Moreover, the purpose of a refund effective date is to put parties on notice that the rates they charge, i.e. the filed rate, may be subject to retroactive refunds, thereby avoiding impermissible retroactive ratemaking should refunds be ordered. However, participants in the Pacific Northwest had no notice from December 25, 2001 through June 20, 2001 that their rates may be subject to refund, since the only viable vehicle to establish a refund effective date during that time was the Puget Sound complaint that the Commission had rejected. Parties had no other notice. As such, by potentially ordering refunds in the Pacific Northwest without adequate notice to parties, the Commission is engaging in retroactive ratemaking in violation of filed rate doctrine.
Setting aside the fact that no refunds are appropriate and the refund effective date is not correctly set thereby constituting retroactive ratemaking, the Commission’s Order, particularly the use of the word preliminary, has created confusion concerning the goal of this proceeding. Did the Commission intend for this proceeding to determine whether refunds are warranted or simply to gather information on the market in the Pacific Northwest from December 25, 2000 to June 20, 2001 and then allowing parties an opportunity in a trial type proceeding to later contest whether the data collected warrants ordering refunds? The Commission said:
The proceeding is intended to facilitate development of a factual record on whether there may have been unjust and unreasonable charges for spot market bilateral sales in the Pacific Northwest for the period beginning December 25, 2000 through June 20, 2001. The record should establish the volume of the transactions, the identification of the net sellers and net buyers, the price and terms and conditions of the sales contracts, and the extent of potential refunds. This will help the Commission determine the extent to which the dysfunctions in the California markets may have affected decisions in the Pacific Northwest.
The Commission added:
The judge shall make a recommendation and certify the record and findings of fact to the Commission within 7 days after the close of the discussions.
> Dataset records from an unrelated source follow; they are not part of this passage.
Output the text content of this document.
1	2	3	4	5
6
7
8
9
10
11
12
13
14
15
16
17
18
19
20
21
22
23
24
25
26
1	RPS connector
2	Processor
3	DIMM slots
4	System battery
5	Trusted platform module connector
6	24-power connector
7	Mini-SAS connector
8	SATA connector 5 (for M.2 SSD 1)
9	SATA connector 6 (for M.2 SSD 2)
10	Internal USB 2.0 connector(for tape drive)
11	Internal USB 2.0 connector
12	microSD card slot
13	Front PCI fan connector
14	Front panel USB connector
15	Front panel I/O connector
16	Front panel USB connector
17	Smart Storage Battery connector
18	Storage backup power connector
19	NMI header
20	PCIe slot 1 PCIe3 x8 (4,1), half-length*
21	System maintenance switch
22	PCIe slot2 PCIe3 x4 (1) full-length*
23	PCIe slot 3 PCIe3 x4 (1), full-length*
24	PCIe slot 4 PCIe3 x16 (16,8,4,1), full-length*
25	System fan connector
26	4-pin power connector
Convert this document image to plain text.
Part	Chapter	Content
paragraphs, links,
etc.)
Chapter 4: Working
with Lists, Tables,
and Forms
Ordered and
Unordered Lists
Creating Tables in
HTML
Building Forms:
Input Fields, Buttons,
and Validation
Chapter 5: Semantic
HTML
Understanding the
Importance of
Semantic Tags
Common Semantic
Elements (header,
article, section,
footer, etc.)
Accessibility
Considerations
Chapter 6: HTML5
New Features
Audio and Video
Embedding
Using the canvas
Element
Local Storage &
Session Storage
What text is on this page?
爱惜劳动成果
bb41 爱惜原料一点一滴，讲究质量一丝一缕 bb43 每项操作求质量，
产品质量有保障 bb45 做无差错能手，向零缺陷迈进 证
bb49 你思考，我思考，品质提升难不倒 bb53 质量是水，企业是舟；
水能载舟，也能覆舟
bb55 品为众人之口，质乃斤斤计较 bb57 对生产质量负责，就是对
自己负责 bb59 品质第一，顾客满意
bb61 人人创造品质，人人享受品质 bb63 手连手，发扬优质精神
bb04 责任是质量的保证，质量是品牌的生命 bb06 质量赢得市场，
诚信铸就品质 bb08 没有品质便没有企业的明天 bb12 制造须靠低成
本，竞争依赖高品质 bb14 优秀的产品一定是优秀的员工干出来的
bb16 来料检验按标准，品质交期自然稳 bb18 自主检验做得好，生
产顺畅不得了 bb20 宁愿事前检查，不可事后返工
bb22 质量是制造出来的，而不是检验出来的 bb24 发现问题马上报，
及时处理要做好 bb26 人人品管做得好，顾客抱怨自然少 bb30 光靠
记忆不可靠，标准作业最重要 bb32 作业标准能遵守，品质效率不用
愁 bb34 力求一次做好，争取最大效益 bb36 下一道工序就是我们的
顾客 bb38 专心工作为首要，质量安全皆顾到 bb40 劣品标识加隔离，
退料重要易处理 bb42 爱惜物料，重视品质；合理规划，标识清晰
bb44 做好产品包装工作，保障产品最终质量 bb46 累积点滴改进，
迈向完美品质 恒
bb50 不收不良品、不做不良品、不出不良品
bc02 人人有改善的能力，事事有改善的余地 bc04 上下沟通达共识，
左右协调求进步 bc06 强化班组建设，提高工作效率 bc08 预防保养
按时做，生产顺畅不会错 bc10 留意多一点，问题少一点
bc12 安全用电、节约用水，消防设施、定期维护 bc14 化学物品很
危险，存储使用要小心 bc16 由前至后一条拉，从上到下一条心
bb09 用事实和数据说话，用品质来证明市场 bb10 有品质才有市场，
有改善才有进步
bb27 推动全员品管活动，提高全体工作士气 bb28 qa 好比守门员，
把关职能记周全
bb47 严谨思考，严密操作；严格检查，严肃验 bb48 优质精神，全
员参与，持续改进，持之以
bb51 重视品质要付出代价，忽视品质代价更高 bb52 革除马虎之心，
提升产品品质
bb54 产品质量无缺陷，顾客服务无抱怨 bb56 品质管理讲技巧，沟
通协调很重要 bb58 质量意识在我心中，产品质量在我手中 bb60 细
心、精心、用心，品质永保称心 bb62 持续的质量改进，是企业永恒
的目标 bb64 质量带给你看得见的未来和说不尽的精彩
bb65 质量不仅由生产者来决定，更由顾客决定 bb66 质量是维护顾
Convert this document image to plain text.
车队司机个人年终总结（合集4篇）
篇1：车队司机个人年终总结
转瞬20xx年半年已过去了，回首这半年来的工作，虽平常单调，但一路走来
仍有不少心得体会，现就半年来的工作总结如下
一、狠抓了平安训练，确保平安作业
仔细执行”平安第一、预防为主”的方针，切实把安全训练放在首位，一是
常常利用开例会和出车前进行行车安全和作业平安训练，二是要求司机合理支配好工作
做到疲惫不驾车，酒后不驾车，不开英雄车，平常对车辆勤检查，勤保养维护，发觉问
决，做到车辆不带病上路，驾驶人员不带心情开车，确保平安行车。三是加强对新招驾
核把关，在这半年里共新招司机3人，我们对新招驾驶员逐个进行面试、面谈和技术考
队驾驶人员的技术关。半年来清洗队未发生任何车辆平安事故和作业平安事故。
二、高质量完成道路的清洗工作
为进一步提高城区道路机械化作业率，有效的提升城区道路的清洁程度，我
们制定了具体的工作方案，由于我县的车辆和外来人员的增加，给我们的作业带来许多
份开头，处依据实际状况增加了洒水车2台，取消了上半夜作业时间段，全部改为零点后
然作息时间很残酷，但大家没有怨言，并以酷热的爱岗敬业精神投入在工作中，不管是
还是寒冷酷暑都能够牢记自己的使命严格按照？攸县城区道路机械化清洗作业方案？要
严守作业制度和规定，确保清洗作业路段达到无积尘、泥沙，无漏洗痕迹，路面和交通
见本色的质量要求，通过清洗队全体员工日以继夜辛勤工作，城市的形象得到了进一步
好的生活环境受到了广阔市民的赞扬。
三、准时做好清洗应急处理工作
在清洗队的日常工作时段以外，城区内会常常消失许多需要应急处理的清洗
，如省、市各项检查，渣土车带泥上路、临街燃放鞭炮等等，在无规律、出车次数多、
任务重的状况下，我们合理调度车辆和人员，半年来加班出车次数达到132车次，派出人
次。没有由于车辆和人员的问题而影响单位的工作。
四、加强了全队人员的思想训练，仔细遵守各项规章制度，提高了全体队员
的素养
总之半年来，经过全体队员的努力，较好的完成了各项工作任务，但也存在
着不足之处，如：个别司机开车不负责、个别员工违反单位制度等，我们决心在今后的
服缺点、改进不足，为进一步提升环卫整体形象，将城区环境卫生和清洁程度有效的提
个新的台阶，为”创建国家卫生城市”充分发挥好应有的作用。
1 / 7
EPSA believes that a proceeding to gather information is consistent with the Commission’s Order and compressed schedule for action by the parties and the presiding judge. A proceeding to gather information also would be consistent with the Commission’s recognition that the Chief Judge, during the 15 day California settlement proceeding had little time to address the issues raised by the Pacific Northwest parties. Moreover, a proceeding to simply gather information would be consistent with the Commission’s recognition that the spot market in the Pacific Northwest may be somewhat different than in California, given the bilateral nature of the Pacific Northwest market and the lack of any organized exchange. Finally, requiring any final determination on refunds to be made in a 45 day proceeding, would infect this proceeding with the same procedural deficiencies that infected the California proceeding. Forty-five days is simply not ample time to make a decision on such important issues. As such, the Commission should clarify that the purpose of this proceeding is simply to gather information on the market in the Pacific Northwest and that before any refunds are ordered, the Commission will give market participants an opportunity, in a trial type proceeding, to contest whether the data collected warrants ordering refunds.